Whether cough, herpes or an abscess - with a tin hat made of red coneflower you get almost everything fought. So here is a guide to making the tincture.Echinacea tincture
The Indians already knew the healing properties of the red coneflower (also known as Echinacea) and used the plant as medicine. Now, however, more and more hobby gardeners are discovering this up to two meter high perennial for themselves and are growing the red coneflower in the garden (reading tip: red coneflower - cultivation and care). And for a very simple reason: the red coneflower is not only particularly attractive, it is also very easy to make a very effective tincture from the medicinal plant.
The effect of Echinacea
In the pharmacy you can buy either the tincture or tablets. Both are suitable for internal use, the diluted tincture is used for external use. Echinacea ointments are also available for external use. But be careful: The medicinal plant has a very high effectiveness, so you should not use the preparations permanently and also discuss the dosage with a doctor or naturopath.

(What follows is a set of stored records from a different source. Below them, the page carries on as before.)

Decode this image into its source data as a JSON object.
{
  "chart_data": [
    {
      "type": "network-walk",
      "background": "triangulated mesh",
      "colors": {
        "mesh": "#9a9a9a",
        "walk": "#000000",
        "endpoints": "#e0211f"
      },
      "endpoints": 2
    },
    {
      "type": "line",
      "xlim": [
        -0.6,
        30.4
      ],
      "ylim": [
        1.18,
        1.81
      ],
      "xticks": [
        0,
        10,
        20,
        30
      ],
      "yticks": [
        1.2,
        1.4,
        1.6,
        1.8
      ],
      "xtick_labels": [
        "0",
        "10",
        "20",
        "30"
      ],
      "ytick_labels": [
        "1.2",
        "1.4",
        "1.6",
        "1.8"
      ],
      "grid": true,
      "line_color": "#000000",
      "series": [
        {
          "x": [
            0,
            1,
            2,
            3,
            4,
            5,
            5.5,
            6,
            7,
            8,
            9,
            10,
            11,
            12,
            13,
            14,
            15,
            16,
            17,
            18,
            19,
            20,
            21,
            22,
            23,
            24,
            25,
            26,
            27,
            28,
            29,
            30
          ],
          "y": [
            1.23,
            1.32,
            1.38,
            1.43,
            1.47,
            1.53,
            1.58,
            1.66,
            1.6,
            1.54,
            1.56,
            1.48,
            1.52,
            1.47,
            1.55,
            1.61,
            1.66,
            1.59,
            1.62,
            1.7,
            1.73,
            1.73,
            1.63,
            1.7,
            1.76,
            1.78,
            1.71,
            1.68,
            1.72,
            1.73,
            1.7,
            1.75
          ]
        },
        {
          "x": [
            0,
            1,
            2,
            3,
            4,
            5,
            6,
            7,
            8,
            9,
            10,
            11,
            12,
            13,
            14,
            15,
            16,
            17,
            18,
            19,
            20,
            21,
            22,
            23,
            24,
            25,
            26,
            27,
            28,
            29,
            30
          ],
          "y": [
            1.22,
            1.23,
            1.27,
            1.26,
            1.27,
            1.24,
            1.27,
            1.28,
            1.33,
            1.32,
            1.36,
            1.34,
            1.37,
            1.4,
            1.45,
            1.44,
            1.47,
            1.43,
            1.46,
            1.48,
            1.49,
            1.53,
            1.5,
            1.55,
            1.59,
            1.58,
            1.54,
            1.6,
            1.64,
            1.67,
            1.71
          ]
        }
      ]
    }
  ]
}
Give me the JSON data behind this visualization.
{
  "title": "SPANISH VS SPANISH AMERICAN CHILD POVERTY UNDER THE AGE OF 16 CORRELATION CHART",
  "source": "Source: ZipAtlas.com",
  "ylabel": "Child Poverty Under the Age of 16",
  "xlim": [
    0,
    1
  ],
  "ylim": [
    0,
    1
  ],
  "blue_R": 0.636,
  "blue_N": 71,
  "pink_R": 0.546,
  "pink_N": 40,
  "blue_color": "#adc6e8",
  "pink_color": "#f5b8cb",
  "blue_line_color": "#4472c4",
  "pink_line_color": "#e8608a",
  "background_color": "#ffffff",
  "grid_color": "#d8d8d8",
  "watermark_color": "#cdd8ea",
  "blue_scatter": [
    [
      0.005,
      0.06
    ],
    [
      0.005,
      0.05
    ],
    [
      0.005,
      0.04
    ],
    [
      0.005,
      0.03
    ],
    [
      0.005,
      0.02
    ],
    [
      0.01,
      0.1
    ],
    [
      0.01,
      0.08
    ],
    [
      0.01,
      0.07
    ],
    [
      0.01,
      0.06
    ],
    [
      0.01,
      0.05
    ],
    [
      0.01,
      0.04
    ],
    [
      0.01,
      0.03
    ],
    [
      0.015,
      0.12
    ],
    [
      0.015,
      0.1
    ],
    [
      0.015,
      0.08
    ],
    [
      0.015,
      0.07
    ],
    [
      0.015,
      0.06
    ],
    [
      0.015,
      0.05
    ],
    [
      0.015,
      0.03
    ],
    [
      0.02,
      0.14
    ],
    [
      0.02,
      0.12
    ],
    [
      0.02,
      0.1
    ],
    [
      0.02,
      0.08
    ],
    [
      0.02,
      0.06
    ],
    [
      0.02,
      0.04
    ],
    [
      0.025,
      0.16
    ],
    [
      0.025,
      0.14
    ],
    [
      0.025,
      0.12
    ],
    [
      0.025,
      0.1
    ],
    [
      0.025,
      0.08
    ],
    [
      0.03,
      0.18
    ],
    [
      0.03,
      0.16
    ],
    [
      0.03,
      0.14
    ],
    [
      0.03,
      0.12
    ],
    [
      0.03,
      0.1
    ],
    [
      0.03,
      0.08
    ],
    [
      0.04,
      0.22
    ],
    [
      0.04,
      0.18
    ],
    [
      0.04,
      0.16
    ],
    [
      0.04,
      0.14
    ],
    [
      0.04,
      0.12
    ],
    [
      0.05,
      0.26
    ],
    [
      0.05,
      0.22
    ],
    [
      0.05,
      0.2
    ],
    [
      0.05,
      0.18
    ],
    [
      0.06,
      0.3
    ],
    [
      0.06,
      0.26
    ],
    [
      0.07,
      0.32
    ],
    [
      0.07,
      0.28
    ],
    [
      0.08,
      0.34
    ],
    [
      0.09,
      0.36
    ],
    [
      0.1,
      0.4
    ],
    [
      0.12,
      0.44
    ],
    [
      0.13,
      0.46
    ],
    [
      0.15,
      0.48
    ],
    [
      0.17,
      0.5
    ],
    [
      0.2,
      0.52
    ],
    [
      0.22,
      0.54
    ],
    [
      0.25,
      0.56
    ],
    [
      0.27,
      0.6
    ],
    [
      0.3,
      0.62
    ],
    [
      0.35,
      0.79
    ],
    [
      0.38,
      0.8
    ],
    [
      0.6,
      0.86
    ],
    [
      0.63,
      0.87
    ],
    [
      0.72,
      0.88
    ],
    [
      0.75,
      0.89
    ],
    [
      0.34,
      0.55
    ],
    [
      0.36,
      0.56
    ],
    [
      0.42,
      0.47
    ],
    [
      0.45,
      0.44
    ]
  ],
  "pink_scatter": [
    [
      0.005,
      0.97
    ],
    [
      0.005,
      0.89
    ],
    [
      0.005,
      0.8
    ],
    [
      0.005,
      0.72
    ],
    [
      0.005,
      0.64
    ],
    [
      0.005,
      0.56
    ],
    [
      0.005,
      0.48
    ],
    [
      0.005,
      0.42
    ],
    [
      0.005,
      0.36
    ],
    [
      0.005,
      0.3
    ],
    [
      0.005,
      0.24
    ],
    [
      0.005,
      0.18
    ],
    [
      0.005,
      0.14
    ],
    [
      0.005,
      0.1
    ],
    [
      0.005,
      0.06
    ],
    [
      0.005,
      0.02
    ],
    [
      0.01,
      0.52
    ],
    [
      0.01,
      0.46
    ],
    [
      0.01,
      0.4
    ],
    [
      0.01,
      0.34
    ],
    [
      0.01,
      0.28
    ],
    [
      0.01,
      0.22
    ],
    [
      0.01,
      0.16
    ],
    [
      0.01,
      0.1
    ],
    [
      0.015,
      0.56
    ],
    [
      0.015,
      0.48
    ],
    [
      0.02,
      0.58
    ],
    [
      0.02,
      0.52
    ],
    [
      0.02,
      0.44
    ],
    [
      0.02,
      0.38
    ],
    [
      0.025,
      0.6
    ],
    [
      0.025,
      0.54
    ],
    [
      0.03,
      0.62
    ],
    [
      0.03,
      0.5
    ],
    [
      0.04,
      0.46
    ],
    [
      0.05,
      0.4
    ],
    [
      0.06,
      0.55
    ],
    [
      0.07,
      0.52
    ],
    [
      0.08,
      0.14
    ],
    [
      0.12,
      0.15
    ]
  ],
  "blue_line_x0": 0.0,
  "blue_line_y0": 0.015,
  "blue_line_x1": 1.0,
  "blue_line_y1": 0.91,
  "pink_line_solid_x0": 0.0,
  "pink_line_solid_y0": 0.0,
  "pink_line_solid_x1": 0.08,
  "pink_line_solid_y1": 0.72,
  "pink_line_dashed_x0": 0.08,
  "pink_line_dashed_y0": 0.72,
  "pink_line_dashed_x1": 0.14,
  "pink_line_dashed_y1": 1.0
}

The red coneflower primarily affects the immune system. You can therefore take Echinacea preventively to strengthen the immune system, because the active ingredients inhibit both viruses and bacteria. If you are already ill, the red coneflower promotes the formation of antibodies. But be careful: If you take Echinacea to strengthen the immune system, the duration of intake should not exceed eight weeks, otherwise it could have the opposite effect.
You can use the preparations externally for herpes, abscesses or boils.
Instructions for making an Echinacea tincture
The tincture is the ideal dosage form for the red coneflower because you can use it both internally and externally. You can use either the rhizome or the herb to make the tincture. If you don't have your own plant in the garden, you can sometimes buy the herb from the herb dealer. You can then take between 10 and 50 drops of the finished tincture up to three times a day. If the tincture is too concentrated, you can also dilute it with a little water.
➥ Step 1:
To make a tincture from the fresh plant, you should collect the stems from the flowering plant between July and September. Important: the plant must be at least two years old. In addition, you should only use healthy, strong parts of the plant without brown spots.
➥ Step 2:
You have to gently pluck the ray flowers from the flower heads and then cut the heads apart. After stripping the cup flowers, cut the flower base into thin slices. Then cut the leaves of the coneflower into strips with scissors, halve the stems lengthways and then cut them into small pieces.
3 Step 3:
Now put all parts of the plant in a container with a screw cap and then add as much alcohol (alcohol with at least 50 percent such as vodka, grain, wine spirit) until everything is covered.
4 Step 4:
After sealing, you should leave the mixture in partial shade for at least four weeks. So there should be some sun on the container. In between, you should shake the glass well every now and then, so that everything connects nicely.
5 Step 5:
After a few weeks, you will have to strain the liquid and pour the finished tincture into a brown glass bottle so that it is protected from light. Then label the bottle with the content and date and store in a dark, cool place.